Anschließend wurden die zwei Produktionsphilosophien PULL und PUSH betrachtet. Wolfgang Rüth, Geschäftsbereichsleiter bei SALT Solutions, ging auf die Herausforderungen ein, die mit der PUSH- und PULL-Strategie einhergehe. Zentrale Aussage war, dass es nicht DEN Königsweg gibt. Jedes Unternehmen muss für sich eine passende Strategie erarbeiten. Die Kombination von PULL und PUSH ist hierbei ebenfalls ein bewährter, praxiserprobter Weg.

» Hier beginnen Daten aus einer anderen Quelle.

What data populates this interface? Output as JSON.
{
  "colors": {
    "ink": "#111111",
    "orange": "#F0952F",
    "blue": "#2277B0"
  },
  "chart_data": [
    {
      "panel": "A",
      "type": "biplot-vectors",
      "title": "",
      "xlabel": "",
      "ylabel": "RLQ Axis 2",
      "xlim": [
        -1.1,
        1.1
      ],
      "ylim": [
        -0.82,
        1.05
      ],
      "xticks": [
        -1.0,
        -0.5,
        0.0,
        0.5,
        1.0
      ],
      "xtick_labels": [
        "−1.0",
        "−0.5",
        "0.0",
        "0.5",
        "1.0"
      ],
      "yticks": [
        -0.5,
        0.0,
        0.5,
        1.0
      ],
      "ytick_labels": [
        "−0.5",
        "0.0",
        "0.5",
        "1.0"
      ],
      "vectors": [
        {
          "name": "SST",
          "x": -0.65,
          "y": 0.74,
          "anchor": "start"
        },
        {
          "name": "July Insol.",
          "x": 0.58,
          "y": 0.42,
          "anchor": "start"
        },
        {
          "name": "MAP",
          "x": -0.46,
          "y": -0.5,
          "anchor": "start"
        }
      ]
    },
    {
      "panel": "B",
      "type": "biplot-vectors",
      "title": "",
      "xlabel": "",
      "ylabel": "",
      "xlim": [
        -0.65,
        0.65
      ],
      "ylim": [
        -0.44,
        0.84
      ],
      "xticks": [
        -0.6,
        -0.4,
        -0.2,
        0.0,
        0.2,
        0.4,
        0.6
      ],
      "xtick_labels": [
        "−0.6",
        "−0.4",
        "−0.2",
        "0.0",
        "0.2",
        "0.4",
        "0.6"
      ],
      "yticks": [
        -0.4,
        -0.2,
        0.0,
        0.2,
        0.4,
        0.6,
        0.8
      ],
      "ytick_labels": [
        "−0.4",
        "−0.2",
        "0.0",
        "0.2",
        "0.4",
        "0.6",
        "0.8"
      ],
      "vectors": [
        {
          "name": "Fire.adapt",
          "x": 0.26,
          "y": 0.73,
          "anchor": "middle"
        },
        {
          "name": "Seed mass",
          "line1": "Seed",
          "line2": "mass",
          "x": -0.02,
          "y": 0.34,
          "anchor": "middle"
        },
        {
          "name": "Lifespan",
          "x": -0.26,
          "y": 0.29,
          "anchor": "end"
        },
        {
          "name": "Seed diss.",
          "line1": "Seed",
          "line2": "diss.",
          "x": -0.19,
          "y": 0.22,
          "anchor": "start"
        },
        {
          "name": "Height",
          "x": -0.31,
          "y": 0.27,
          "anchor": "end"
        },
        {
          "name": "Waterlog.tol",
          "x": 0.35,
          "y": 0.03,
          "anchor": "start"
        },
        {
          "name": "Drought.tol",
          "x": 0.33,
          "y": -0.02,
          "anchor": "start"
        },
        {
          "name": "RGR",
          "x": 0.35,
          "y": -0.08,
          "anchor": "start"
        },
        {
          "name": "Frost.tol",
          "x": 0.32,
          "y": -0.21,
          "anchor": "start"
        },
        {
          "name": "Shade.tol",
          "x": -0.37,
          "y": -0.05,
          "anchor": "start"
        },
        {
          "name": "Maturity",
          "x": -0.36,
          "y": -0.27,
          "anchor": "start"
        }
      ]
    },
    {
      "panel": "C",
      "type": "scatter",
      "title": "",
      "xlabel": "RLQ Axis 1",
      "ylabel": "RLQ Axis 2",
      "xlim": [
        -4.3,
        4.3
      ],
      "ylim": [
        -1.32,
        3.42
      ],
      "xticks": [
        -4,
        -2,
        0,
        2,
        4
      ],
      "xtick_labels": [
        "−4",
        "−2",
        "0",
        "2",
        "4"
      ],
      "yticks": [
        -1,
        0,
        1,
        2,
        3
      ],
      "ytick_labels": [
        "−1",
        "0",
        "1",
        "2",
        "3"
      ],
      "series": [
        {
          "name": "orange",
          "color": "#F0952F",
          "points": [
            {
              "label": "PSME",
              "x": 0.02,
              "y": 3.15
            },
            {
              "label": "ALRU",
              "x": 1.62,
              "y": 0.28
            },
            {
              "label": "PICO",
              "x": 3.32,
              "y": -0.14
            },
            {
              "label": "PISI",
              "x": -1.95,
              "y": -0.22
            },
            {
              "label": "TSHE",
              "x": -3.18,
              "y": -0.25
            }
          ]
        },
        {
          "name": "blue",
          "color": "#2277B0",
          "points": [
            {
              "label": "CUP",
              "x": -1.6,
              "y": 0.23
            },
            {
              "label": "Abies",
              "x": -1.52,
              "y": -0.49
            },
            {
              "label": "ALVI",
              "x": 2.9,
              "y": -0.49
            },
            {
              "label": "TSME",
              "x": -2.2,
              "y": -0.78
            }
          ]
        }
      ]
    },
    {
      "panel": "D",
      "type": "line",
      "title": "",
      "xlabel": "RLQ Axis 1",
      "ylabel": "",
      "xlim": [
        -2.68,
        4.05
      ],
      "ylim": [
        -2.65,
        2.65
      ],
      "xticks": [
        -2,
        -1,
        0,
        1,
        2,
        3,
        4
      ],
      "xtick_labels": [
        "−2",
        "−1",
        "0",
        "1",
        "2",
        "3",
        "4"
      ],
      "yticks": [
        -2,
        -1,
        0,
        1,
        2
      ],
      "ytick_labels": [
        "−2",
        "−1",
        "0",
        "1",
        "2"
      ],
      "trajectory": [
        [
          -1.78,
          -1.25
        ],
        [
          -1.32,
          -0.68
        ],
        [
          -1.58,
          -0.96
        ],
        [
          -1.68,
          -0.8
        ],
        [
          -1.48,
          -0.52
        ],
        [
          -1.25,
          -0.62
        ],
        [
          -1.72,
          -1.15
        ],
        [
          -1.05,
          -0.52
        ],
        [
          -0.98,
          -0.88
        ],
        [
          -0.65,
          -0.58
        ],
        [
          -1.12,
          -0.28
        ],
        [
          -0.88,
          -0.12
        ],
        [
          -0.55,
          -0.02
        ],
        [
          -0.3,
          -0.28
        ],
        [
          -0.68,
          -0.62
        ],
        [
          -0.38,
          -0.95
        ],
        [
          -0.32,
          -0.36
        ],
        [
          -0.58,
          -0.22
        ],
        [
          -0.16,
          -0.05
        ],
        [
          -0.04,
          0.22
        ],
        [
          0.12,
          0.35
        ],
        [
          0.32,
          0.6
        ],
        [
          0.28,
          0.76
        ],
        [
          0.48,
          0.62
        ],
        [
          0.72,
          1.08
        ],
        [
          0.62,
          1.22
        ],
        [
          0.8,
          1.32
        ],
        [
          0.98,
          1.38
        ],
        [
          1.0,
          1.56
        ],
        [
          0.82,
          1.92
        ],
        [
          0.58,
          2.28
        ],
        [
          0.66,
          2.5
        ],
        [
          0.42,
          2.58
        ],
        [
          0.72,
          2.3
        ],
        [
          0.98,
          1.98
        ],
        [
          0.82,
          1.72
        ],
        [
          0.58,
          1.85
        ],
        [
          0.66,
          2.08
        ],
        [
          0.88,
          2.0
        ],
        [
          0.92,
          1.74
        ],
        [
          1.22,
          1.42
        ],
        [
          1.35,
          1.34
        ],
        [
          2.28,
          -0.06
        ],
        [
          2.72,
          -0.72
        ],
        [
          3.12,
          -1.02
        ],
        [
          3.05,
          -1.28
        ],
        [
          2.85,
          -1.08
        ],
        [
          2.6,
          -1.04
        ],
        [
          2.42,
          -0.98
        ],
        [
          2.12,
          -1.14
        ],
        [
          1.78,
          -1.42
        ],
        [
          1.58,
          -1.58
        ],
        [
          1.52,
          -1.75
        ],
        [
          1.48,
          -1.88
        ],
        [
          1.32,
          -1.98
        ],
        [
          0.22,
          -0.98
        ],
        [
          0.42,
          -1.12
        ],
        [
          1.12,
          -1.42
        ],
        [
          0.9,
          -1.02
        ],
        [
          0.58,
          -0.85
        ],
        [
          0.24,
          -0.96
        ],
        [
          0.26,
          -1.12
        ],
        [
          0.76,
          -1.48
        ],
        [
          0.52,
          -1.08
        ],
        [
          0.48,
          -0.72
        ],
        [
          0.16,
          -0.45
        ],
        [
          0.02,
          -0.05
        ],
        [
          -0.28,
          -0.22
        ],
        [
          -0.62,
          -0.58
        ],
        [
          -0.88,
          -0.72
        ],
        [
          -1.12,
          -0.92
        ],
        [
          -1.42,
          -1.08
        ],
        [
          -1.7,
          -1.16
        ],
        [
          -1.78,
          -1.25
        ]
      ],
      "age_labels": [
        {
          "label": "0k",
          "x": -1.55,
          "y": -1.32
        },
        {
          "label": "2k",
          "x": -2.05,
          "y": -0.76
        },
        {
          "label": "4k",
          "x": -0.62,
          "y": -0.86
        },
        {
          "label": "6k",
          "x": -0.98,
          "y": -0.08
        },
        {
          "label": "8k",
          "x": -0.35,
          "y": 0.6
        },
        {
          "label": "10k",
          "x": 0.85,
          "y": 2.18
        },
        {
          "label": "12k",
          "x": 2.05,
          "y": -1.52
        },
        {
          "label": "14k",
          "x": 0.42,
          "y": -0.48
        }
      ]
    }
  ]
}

Wie solch ein kombiniertes Szenario aussehen kann, zeigten Christian Kosmak und Philipp Hoeß. Die beiden Projektleiter und SAP-Berater führten eine Live-Demo zu den SALT Add-Ons Lean Production und Leitstand vor. Sie demonstrierten, wie beide Ansätze sinnvoll miteinander verzahnt werden können, um beispielsweise bei Personal- oder Maschinenausfall entgegenzusteuern.

Auch in diesem Jahr standen zwei Praxisberichte auf der Agenda. Zum Thema PULL-Produktionsteuerung präsentierte Renate Tratz von der Kessel AG. Sehr interessant war, dass das Unternehmen trotz theoretisch ungeeignetem Produktportfolio (Stichwort: ABC/XYZ-Klassifikation) das Produktionssystem nach der Lean-Philosophie ausgerichtet und seither beeindruckende Erfolge erzielt hat. Den zweiten Erfahrungsbericht – das PUSH-Szenario – stellten Ralph Schuhmacher (Organisation und Projektmanagement) und Dieter Golombek (Leiter Produktion) von Mäurer & Wirtz vor. Es war sehr spannend zu sehen, wie die Ressourcen und Prozesse mit dem SALT Add-On Leitstand vor dem Hintergrund stark schwankender Nachfrage optimiert werden konnten.

Abschließend folgte eine kritische Auseinandersetzung mit dem Thema Industrie 4.0. Professor Dr. Schocke zeigte auf, dass die meisten Unternehmen noch sehr weit von dieser vierten Revolution entfernt sind. Die Notwendigkeit ist jedoch aufgrund der wirtschaftlichen und gesellschaftlichen Entwicklungstendenzen gegeben. Dr. Schocke hat es meiner Meinung nach geschafft, die Zuhörer mit einer bildgewaltigen Präsentation zu begeistern und die Thematik fassbarer zu machen.

Insgesamt lässt sich festhalten, dass den Teilnehmern des SALT Infotags ein abwechslungsreiches und vor allem praxisnahes Programm dargeboten wurde.